The blog points out, however, that some on the far right can't see past abortion, and want a nominee with a proven track record against Roe v. Wade.

Such a nominee could bring us back to the filibuster vs. nuclear option drama that gave the media an orgasm earlier this spring. What would bring about a Democratic filibuster and how would it play out? The Legal Theory Blog suggests that Dems would probably filibuster a clearly anti-Roe nominee, and the GOP would have to decide whether it can corral 51 votes (including Cheney) to bust an anti-anti-Roe filibuster.

Bush may also use an anti-abortion nominee to shore up his base if his approval numbers continue to plummet. The media would of course forget about actual problems and masturbate on the nomination fight. But such a strategy may backfire, since polls consistently show the majority of Americans don't want Roe overturned. But the majority of Americans don't vote, either.

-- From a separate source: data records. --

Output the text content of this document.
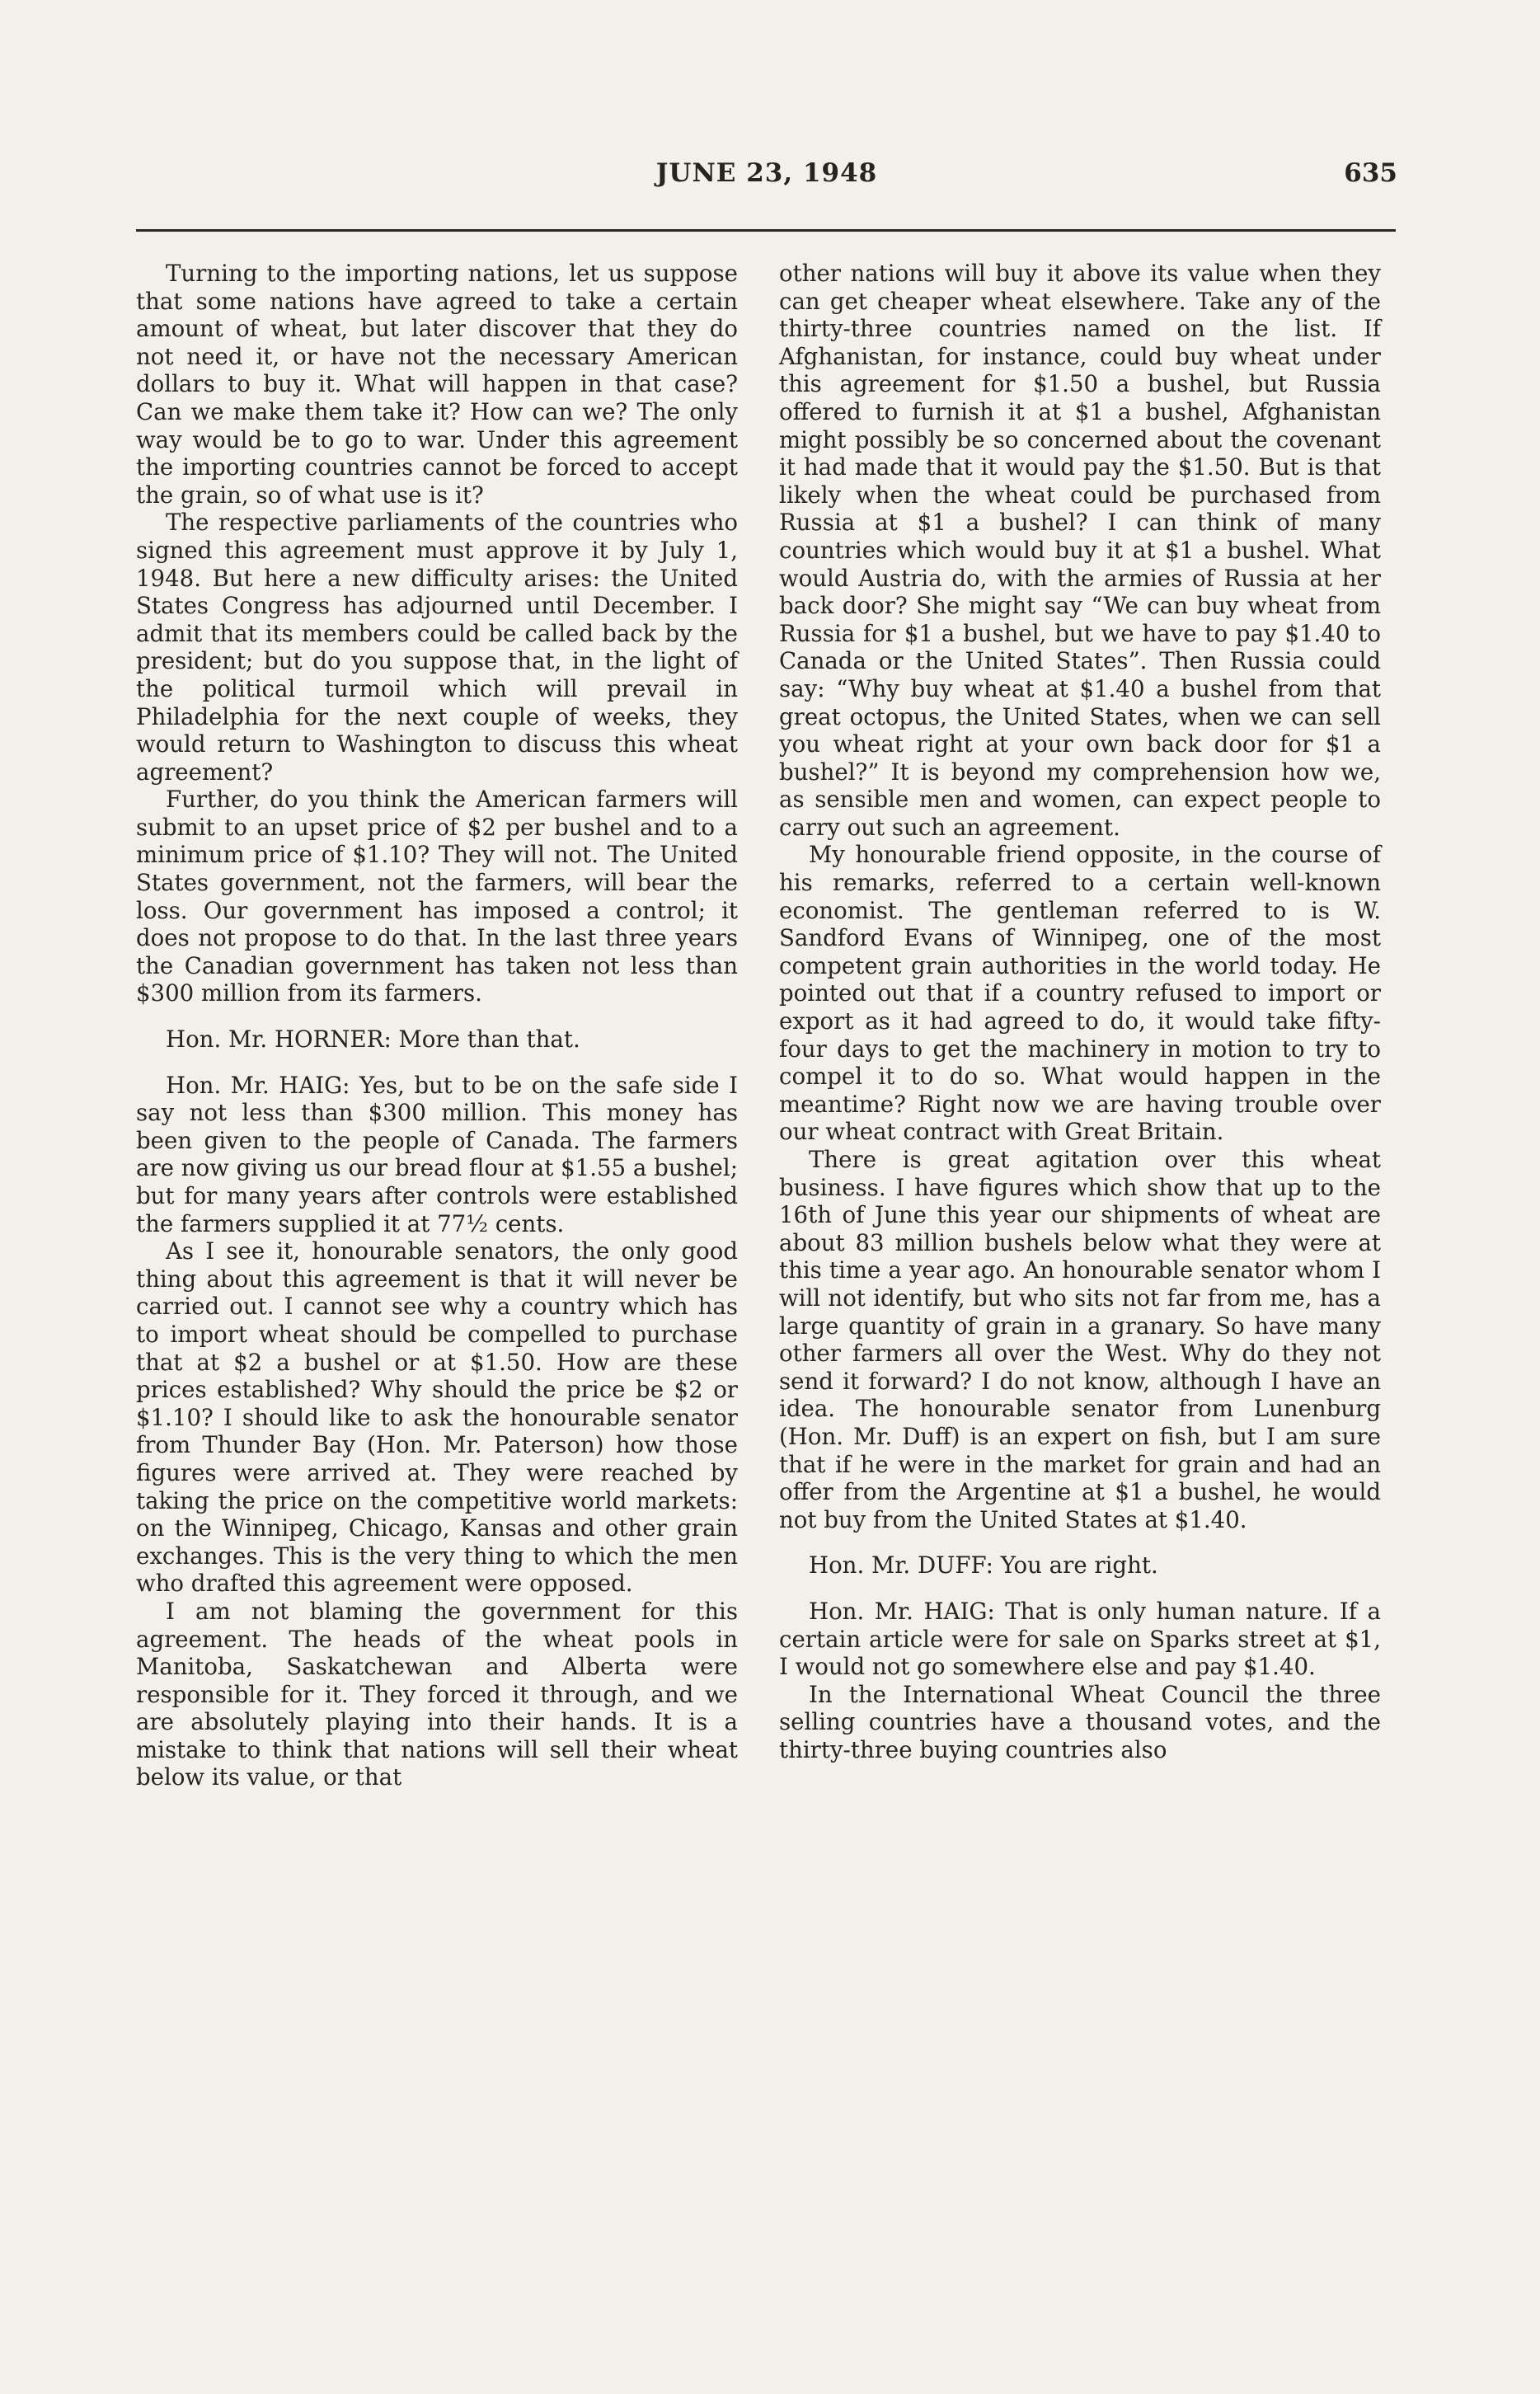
JUNE 23, 1948	635

Turning to the importing nations, let us suppose that some nations have agreed to take a certain amount of wheat, but later discover that they do not need it, or have not the necessary American dollars to buy it. What will happen in that case? Can we make them take it? How can we? The only way would be to go to war. Under this agreement the importing countries cannot be forced to accept the grain, so of what use is it?

The respective parliaments of the countries who signed this agreement must approve it by July 1, 1948. But here a new difficulty arises: the United States Congress has adjourned until December. I admit that its members could be called back by the president; but do you suppose that, in the light of the political turmoil which will prevail in Philadelphia for the next couple of weeks, they would return to Washington to discuss this wheat agreement?

Further, do you think the American farmers will submit to an upset price of $2 per bushel and to a minimum price of $1.10? They will not. The United States government, not the farmers, will bear the loss. Our government has imposed a control; it does not propose to do that. In the last three years the Canadian government has taken not less than $300 million from its farmers.

Hon. Mr. HORNER: More than that.

Hon. Mr. HAIG: Yes, but to be on the safe side I say not less than $300 million. This money has been given to the people of Canada. The farmers are now giving us our bread flour at $1.55 a bushel; but for many years after controls were established the farmers supplied it at 77½ cents.

As I see it, honourable senators, the only good thing about this agreement is that it will never be carried out. I cannot see why a country which has to import wheat should be compelled to purchase that at $2 a bushel or at $1.50. How are these prices established? Why should the price be $2 or $1.10? I should like to ask the honourable senator from Thunder Bay (Hon. Mr. Paterson) how those figures were arrived at. They were reached by taking the price on the competitive world markets: on the Winnipeg, Chicago, Kansas and other grain exchanges. This is the very thing to which the men who drafted this agreement were opposed.

I am not blaming the government for this agreement. The heads of the wheat pools in Manitoba, Saskatchewan and Alberta were responsible for it. They forced it through, and we are absolutely playing into their hands. It is a mistake to think that nations will sell their wheat below its value, or that

other nations will buy it above its value when they can get cheaper wheat elsewhere. Take any of the thirty-three countries named on the list. If Afghanistan, for instance, could buy wheat under this agreement for $1.50 a bushel, but Russia offered to furnish it at $1 a bushel, Afghanistan might possibly be so concerned about the covenant it had made that it would pay the $1.50. But is that likely when the wheat could be purchased from Russia at $1 a bushel? I can think of many countries which would buy it at $1 a bushel. What would Austria do, with the armies of Russia at her back door? She might say “We can buy wheat from Russia for $1 a bushel, but we have to pay $1.40 to Canada or the United States”. Then Russia could say: “Why buy wheat at $1.40 a bushel from that great octopus, the United States, when we can sell you wheat right at your own back door for $1 a bushel?” It is beyond my comprehension how we, as sensible men and women, can expect people to carry out such an agreement.

My honourable friend opposite, in the course of his remarks, referred to a certain well-known economist. The gentleman referred to is W. Sandford Evans of Winnipeg, one of the most competent grain authorities in the world today. He pointed out that if a country refused to import or export as it had agreed to do, it would take fifty-four days to get the machinery in motion to try to compel it to do so. What would happen in the meantime? Right now we are having trouble over our wheat contract with Great Britain.

There is great agitation over this wheat business. I have figures which show that up to the 16th of June this year our shipments of wheat are about 83 million bushels below what they were at this time a year ago. An honourable senator whom I will not identify, but who sits not far from me, has a large quantity of grain in a granary. So have many other farmers all over the West. Why do they not send it forward? I do not know, although I have an idea. The honourable senator from Lunenburg (Hon. Mr. Duff) is an expert on fish, but I am sure that if he were in the market for grain and had an offer from the Argentine at $1 a bushel, he would not buy from the United States at $1.40.

Hon. Mr. DUFF: You are right.

Hon. Mr. HAIG: That is only human nature. If a certain article were for sale on Sparks street at $1, I would not go somewhere else and pay $1.40.

In the International Wheat Council the three selling countries have a thousand votes, and the thirty-three buying countries also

For more on the nomination, visit the professional commentary at the SCOTUS Blog.

2 comments:

TravisG said...

There's little doubt in my mind that Bush (okay, Rove) will attempt to trigger the nuke-yoolar option. They believe they can win in a media circus environment. However, as the Schiavo case illustrated, they sometimes overestimate public support for their hardest-right policies.

WestEnder said...

Fair point. The GOP might get bitten by the hand that's been feeding it (money and votes) for years now. It could get ugly.